You have a lot of good things on the PDF, but some bad things too.
On your resume, the "technical skills" section is often a bad thing. At best it is mostly meaningless. At worst it is a terrible strike against you. There are people who cite many years with a technology that they only marginally used. Others use a product for years but only for the smallest tasks, never coming to an understanding of the technology. Still others use the technology only briefly, but deeply study the manuals and inner workings. CUT, and make sure the words are used next to the actual experience they go with. It looks like you already did this, such as putting "Unity 3D" and "C++ & SDL" in your projects.

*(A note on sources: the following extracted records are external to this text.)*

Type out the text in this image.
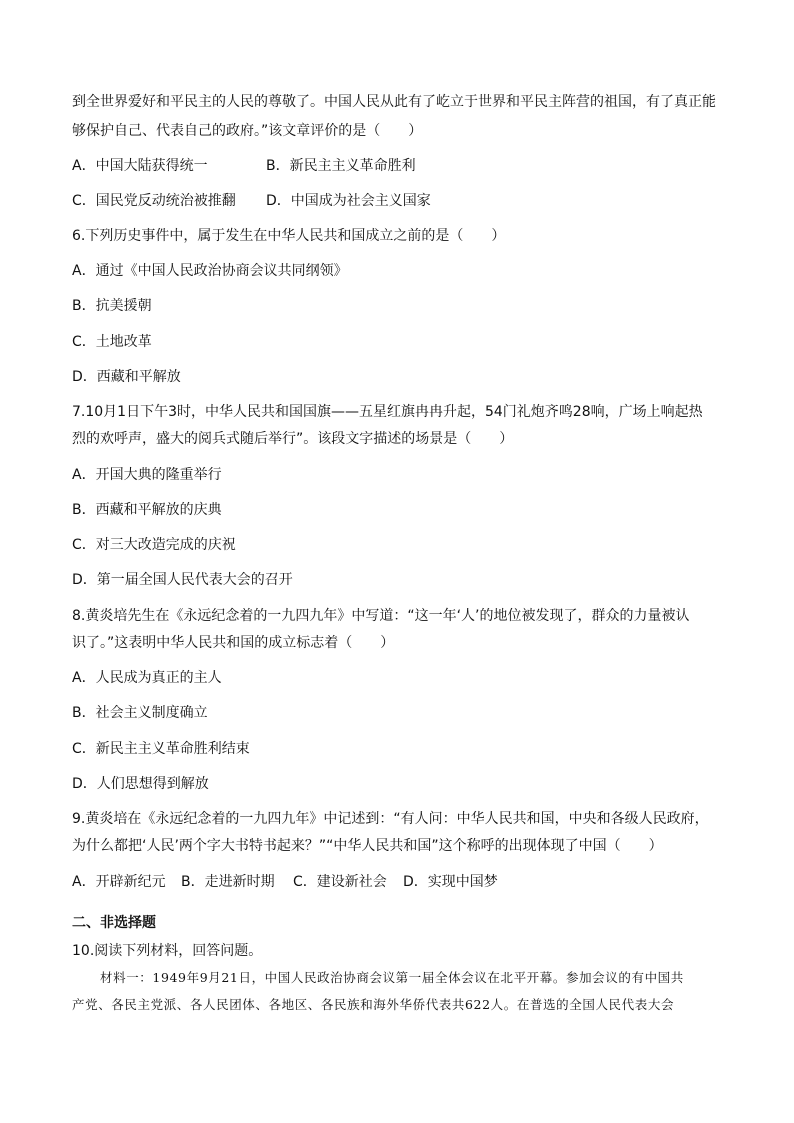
到全世界爱好和平民主的人民的尊敬了。中国人民从此有了屹立于世界和平民主阵营的祖国，有了真正能
够保护自己、代表自己的政府。”该文章评价的是（　　）
A．中国大陆获得统一	B．新民主主义革命胜利
C．国民党反动统治被推翻 D．中国成为社会主义国家
6.下列历史事件中，属于发生在中华人民共和国成立之前的是（　　）
A．通过《中国人民政治协商会议共同纲领》
B．抗美援朝
C．土地改革
D．西藏和平解放
7.10月1日下午3时，中华人民共和国国旗——五星红旗冉冉升起，54门礼炮齐鸣28响，广场上响起热
烈的欢呼声，盛大的阅兵式随后举行”。该段文字描述的场景是（　　）
A．开国大典的隆重举行
B．西藏和平解放的庆典
C．对三大改造完成的庆祝
D．第一届全国人民代表大会的召开
8.黄炎培先生在《永远纪念着的一九四九年》中写道：“这一年‘人’的地位被发现了，群众的力量被认
识了。”这表明中华人民共和国的成立标志着（　　）
A．人民成为真正的主人
B．社会主义制度确立
C．新民主主义革命胜利结束
D．人们思想得到解放
9.黄炎培在《永远纪念着的一九四九年》中记述到：“有人问：中华人民共和国，中央和各级人民政府，
为什么都把‘人民’两个字大书特书起来？”“中华人民共和国”这个称呼的出现体现了中国（　　）
A．开辟新纪元 B．走进新时期 C．建设新社会 D．实现中国梦
二、非选择题
10.阅读下列材料，回答问题。
材料一：1949年9月21日，中国人民政治协商会议第一届全体会议在北平开幕。参加会议的有中国共
产党、各民主党派、各人民团体、各地区、各民族和海外华侨代表共622人。在普选的全国人民代表大会
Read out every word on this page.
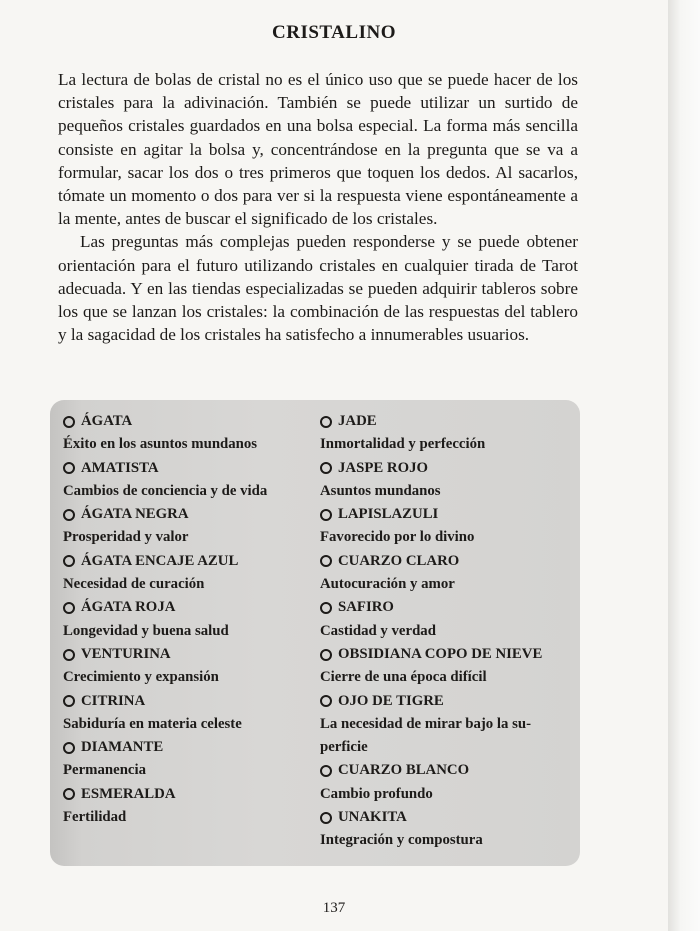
CRISTALINO

La lectura de bolas de cristal no es el único uso que se puede hacer de los cristales para la adivinación. También se puede utilizar un surtido de pequeños cristales guardados en una bolsa especial. La forma más sencilla consiste en agitar la bolsa y, concentrándose en la pregunta que se va a formular, sacar los dos o tres primeros que toquen los dedos. Al sacarlos, tómate un momento o dos para ver si la respuesta viene espontáneamente a la mente, antes de buscar el significado de los cristales.

Las preguntas más complejas pueden responderse y se puede obtener orientación para el futuro utilizando cristales en cualquier tirada de Tarot adecuada. Y en las tiendas especializadas se pueden adquirir tableros sobre los que se lanzan los cristales: la combinación de las respuestas del tablero y la sagacidad de los cristales ha satisfecho a innumerables usuarios.

ÁGATA
Éxito en los asuntos mundanos
AMATISTA
Cambios de conciencia y de vida
ÁGATA NEGRA
Prosperidad y valor
ÁGATA ENCAJE AZUL
Necesidad de curación
ÁGATA ROJA
Longevidad y buena salud
VENTURINA
Crecimiento y expansión
CITRINA
Sabiduría en materia celeste
DIAMANTE
Permanencia
ESMERALDA
Fertilidad
JADE
Inmortalidad y perfección
JASPE ROJO
Asuntos mundanos
LAPISLAZULI
Favorecido por lo divino
CUARZO CLARO
Autocuración y amor
SAFIRO
Castidad y verdad
OBSIDIANA COPO DE NIEVE
Cierre de una época difícil
OJO DE TIGRE
La necesidad de mirar bajo la su-perficie
CUARZO BLANCO
Cambio profundo
UNAKITA
Integración y compostura
137
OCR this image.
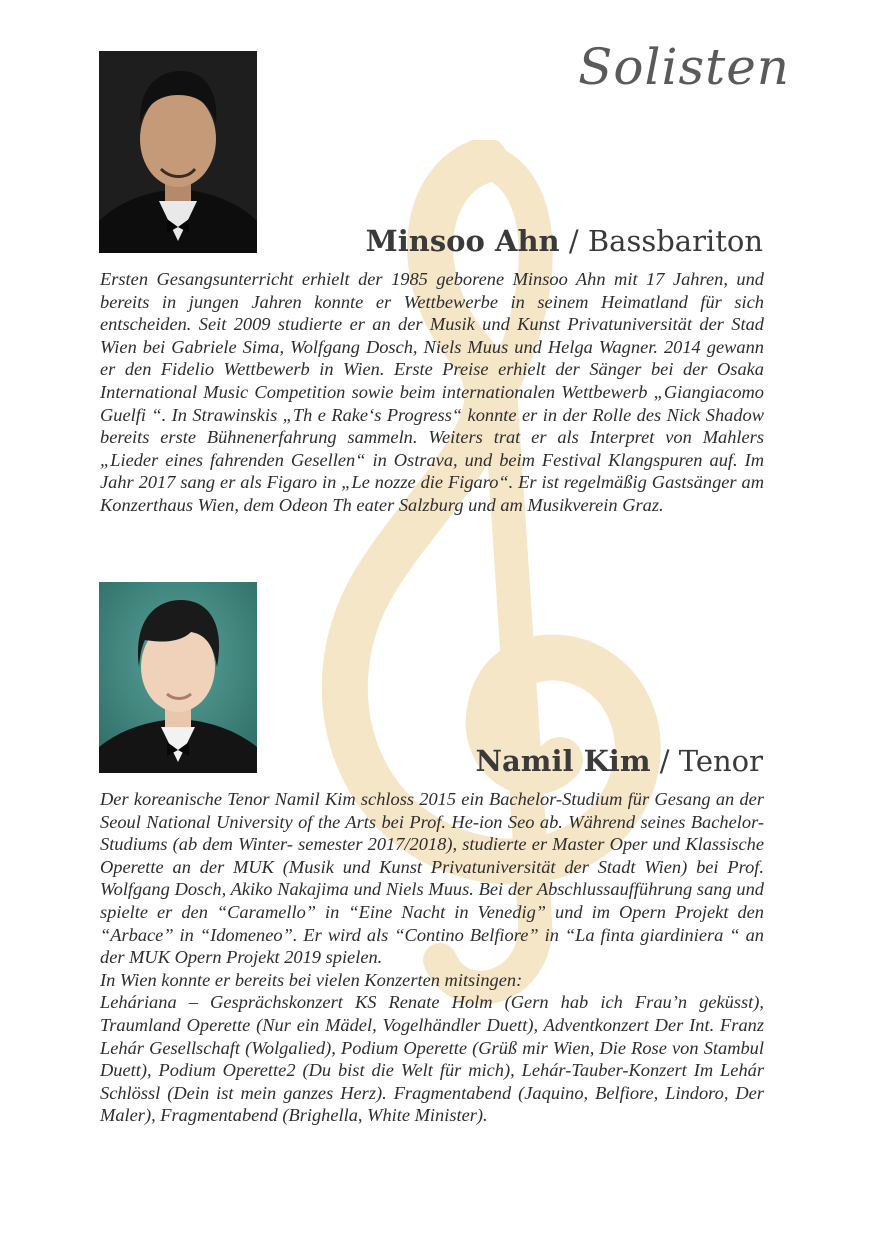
Solisten
Minsoo Ahn / Bassbariton

Ersten Gesangsunterricht erhielt der 1985 geborene Minsoo Ahn mit 17 Jahren, und bereits in jungen Jahren konnte er Wettbewerbe in seinem Heimatland für sich entscheiden. Seit 2009 studierte er an der Musik und Kunst Privatuniversität der Stad Wien bei Gabriele Sima, Wolfgang Dosch, Niels Muus und Helga Wagner. 2014 gewann er den Fidelio Wettbewerb in Wien. Erste Preise erhielt der Sänger bei der Osaka International Music Competition sowie beim internationalen Wettbewerb „Giangiacomo Guelfi “. In Strawinskis „Th e Rake‘s Progress“ konnte er in der Rolle des Nick Shadow bereits erste Bühnenerfahrung sammeln. Weiters trat er als Interpret von Mahlers „Lieder eines fahrenden Gesellen“ in Ostrava, und beim Festival Klangspuren auf. Im Jahr 2017 sang er als Figaro in „Le nozze die Figaro“. Er ist regelmäßig Gastsänger am Konzerthaus Wien, dem Odeon Th eater Salzburg und am Musikverein Graz.

Namil Kim / Tenor

Der koreanische Tenor Namil Kim schloss 2015 ein Bachelor-Studium für Gesang an der Seoul National University of the Arts bei Prof. He-ion Seo ab. Während seines Bachelor-Studiums (ab dem Winter- semester 2017/2018), studierte er Master Oper und Klassische Operette an der MUK (Musik und Kunst Privatuniversität der Stadt Wien) bei Prof. Wolfgang Dosch, Akiko Nakajima und Niels Muus. Bei der Abschlussaufführung sang und spielte er den “Caramello” in “Eine Nacht in Venedig” und im Opern Projekt den “Arbace” in “Idomeneo”. Er wird als “Contino Belfiore” in “La finta giardiniera “ an der MUK Opern Projekt 2019 spielen.

In Wien konnte er bereits bei vielen Konzerten mitsingen:

Leháriana – Gesprächskonzert KS Renate Holm (Gern hab ich Frau’n geküsst), Traumland Operette (Nur ein Mädel, Vogelhändler Duett), Adventkonzert Der Int. Franz Lehár Gesellschaft (Wolgalied), Podium Operette (Grüß mir Wien, Die Rose von Stambul Duett), Podium Operette2 (Du bist die Welt für mich), Lehár-Tauber-Konzert Im Lehár Schlössl (Dein ist mein ganzes Herz). Fragmentabend (Jaquino, Belfiore, Lindoro, Der Maler), Fragmentabend (Brighella, White Minister).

Sometimes it can make sense to include all those in a "keywords list" at the bottom of a resume, especially when it will be processed by automated HR software. That is fairly common among very experienced individuals with 3+ pages of projects. Not so common for a fresh college graduate.
Your education section looks odd. All you did was get a scholarship? You didn't do any interesting projects in school that you want to call out? You write that you were a group leader for several group projects which can be good, but did you actually do anything notable as that? If so, call it out yourself rather than waiting for the interviewer to do it. Peer tutor may be good, but you tutored them for what? Math tutor? English tutor? List some amazing projects you did, or subjects you did amazing at, not just "President's Letters" which mean nothing to me. That is a good start, but can be much better.
Your "Game Projects" section is extremely strong. You will be asked questions about the details, as was just done.
So my advice is to remove the Technical Skills sidebar, probably remove the About Me section, fix your margins to traditional sizes, then reorder the sections into Game Projects, Education, Work Experience. Expand with some actual projects and results for academic projects.